Centralized v Decentralized Exchanges

Much of the crypto investment space still deals on centralized exchanges like Coinbase, Bitfinex or Kraken to exchange fiat-to-crypto or between coins. As the market grows, this should move to decentralized exchanges.

Why?
Many exchange platforms have been overwhelmed to the point of closure recently. More worryingly, their centralized storage systems, although heavily secured, are still central failure points if a hack occurs. The formerly largest exchange Mt Gox had to shut down because of one. Bitfinex also got hacked. More hacks will likely occur because centralized storage is very appealing to them.

Decentralized exchanges (DEX) solve many of these issues. They bring the benefits of decentralization and security to currency exchange and take away the potential for one major hack to eliminate millions of people’s digital wallets.
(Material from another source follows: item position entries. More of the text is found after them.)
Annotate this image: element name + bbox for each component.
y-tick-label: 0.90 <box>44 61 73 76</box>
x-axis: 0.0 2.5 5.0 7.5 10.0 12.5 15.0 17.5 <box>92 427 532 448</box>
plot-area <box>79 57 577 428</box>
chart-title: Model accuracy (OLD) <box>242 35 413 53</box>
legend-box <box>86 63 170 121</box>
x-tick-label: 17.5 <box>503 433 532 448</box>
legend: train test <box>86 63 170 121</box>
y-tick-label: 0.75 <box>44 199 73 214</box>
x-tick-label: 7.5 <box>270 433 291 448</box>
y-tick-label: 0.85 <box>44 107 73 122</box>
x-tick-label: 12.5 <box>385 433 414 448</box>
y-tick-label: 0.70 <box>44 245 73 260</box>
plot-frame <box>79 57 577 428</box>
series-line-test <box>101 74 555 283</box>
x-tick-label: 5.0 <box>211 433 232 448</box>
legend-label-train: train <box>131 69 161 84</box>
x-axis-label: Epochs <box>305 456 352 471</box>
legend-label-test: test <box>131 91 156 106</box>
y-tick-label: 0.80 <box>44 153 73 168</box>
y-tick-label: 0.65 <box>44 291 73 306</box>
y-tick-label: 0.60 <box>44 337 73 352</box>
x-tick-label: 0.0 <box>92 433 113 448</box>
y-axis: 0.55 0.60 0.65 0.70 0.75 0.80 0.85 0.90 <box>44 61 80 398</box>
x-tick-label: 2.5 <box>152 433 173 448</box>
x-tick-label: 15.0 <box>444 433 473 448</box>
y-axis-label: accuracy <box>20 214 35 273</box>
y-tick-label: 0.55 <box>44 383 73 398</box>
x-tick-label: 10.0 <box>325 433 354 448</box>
The struggle for their adoption lies in the application of the technology.

What’s out there?
Kyber Network incentivizes network members with its own KNC token to become reserve contributors and provide liquidity for the exchange.
0x¬†enables ‘relayers’ to run off-chain order books and charge for matching buyers and takers, who can then exchange tokens on a trustless ethereum protocol.
Bancor went beyond this and created smart tokens that hold several currencies so by buying and selling it, you can switch from one token to another.